Она, конечно же, понимала, кого он имеет в виду под «ним». Он всегда говорил о нем без имени, но так выделял голосом, что сразу делалось ясно, о ком речь.
– Почему «у него»? – не удерживалась, спрашивала она. – Он что, один там?
– Слава богу, что не один! А был бы один… но от него все идет, от кого еще! «Гласность», слово какое пустил. Надо было до такого додуматься! Что, чтобы обо всех этих катастрофах писать, народ пугать? Раньше ничего не происходило, что ли, думаешь? Не писали просто! Не писали, не знал никто ничего – и все спокойно. А теперь чуть что… на хрена весь этот шорох нужен?! Всегда все большие дела втихую делались, не хрена о них языком звенеть!
Альбину не задевали эти его высказывания. Как прежде вся его та, внедомашняя жизнь проходила для нее стороной, была ей чужда и неинтересна, так была чужда и сейчас, и если она задавала ему уточняющие вопросы, то лишь потому, что ее точило любопытство, как оценивают в том, внедомашнем мире «его».
– Цэрэушник он, не иначе, – наливая себе из бутылки новую рюмку, говорил муж. – Голову даю на отсечение, цэрэушник! Если бы нет, делал бы, что он делает? Кому это нужно, что он делает? Чтобы так трясло всех, с ног сносило? Никому, кроме ЦРУ!
Хорошенько огрузнув от коньяка, он, если сын уже спал, начинал домогаться ее. Большая его мясистая ладонь, забравшись под юбку и оттянув резинку трусов, сжимала ей ягодицы, раздвигала их, плотно приникала к промежности, и она, посопротивлявшись, но не очень долго, уступала ему – как стала делать последнее время.
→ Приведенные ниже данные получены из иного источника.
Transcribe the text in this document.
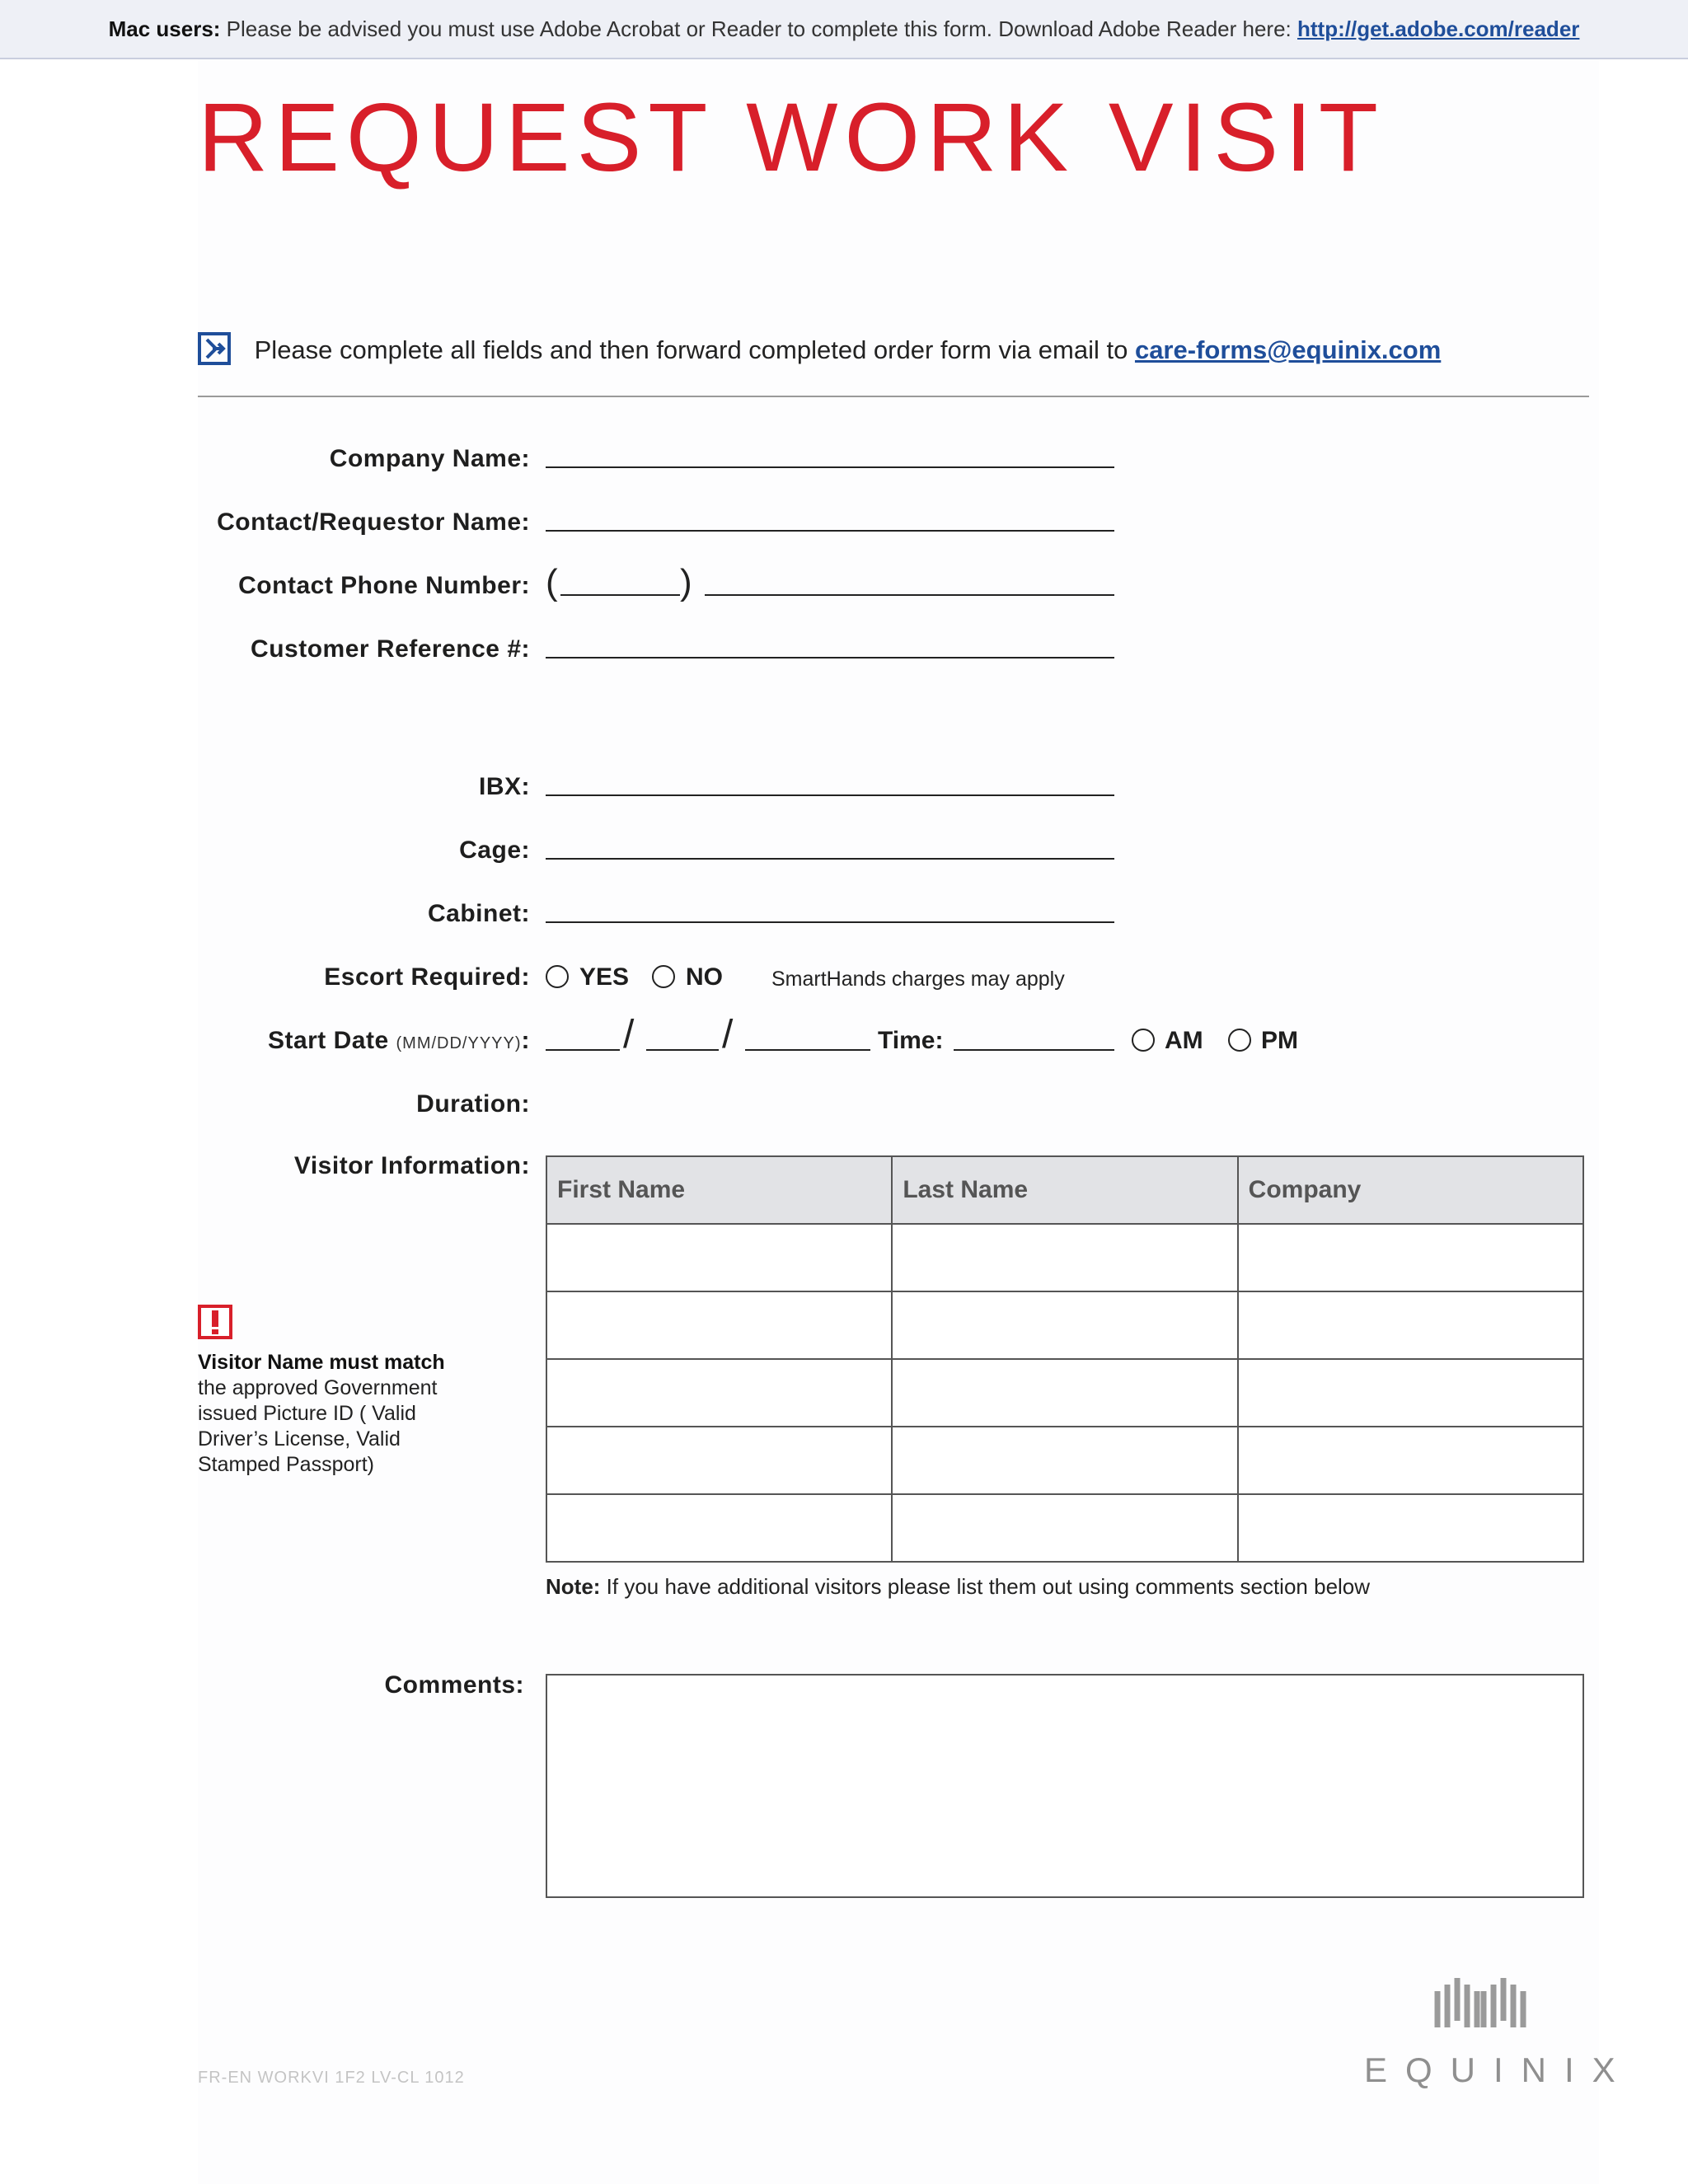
Mac users: Please be advised you must use Adobe Acrobat or Reader to complete this form. Download Adobe Reader here: http://get.adobe.com/reader
REQUEST WORK VISIT
Please complete all fields and then forward completed order form via email to care-forms@equinix.com
Company Name:
Contact/Requestor Name:
Contact Phone Number: (	)
Customer Reference #:
IBX:
Cage:
Cabinet:
Escort Required: YES NO SmartHands charges may apply
Start Date (MM/DD/YYYY): / /	Time:	AM PM
Duration:
Visitor Information:
First Name	Last Name	Company

Visitor Name must match
the approved Government
issued Picture ID ( Valid
Driver’s License, Valid
Stamped Passport)
Note: If you have additional visitors please list them out using comments section below
Comments:
FR-EN WORKVI 1F2 LV-CL 1012	EQUINIX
Желание тела было сильнее ее ненависти. Муж это последнее время много чаще и куда настойчивее, чем прежде, требовал от нее близости, – видимо, что-то в той системе, к которой он принадлежал, стало иначе, и прихватывать на стороне регулярно сделалось сложно. Но, уступая ему, она почти никогда не получала удовлетворения. Даже простого, физического, что было ей вполне доступно еще совсем недавно. Ей казалось, внутри нее ходит что-то неживое, словно бы пластилиновое, задыхаясь, скуля, едва не плача, впившись ногтями в мохнатые лопатки над собой, она пыталась пробиться к той знакомой, желанной судороге, которой жаждало тело, колотилась снизу о его тяжесть, будто о некую перегородку, мучительно пробивая ее, – и нечего не получилось, не выходило пробить, не могла пробиться!..
Излив в нее накопившийся в нем тягучий мужской секрет, разом отяжелев и обмякнув, он некоторое время продолжал лежать на ней, плюща ей живот, неумолимо сокращаясь своей пластилиновой плотью, в какой-то миг она переставала чувствовать в себе его присутствие, и он перекидывал ногу через ее бедро, и переваливался на постель рядом. После этого, полежав на спине минуту-другую, несмотря на то, что веки ему теперь должно вроде бы было слеплять сном, он снова возвращался к той своей, недомашней жизни:
– Критику ту же возьми. Историю нашу охаивать начинают. Это еще что такое? Народ плохо жил? Плохо жил, скажи мне?! Хлеб, сахар и маргарин все всегда имели! Так? Так! А что еще?! Кто-нибудь у нас с голоду умирал? Чего тогда эта критика?!
Тут он начинал ее уже раздражать. А может быть, сказывалось еще и ее неразрядившееся, уползающее обратно в себя, подобно улитке в свою раковину, плотское томление.
– Ладно, хватит тебе, завел одно и то же, как сорока Якова, – отпихивая обеими руками его большое жарко-мохнатое тело подальше от себя, враждебно говорила она. – Что с сыном делать, ну-ка вот скажи лучше? Что по этому поводу думаешь? Катится-катится, ну, как докатится?!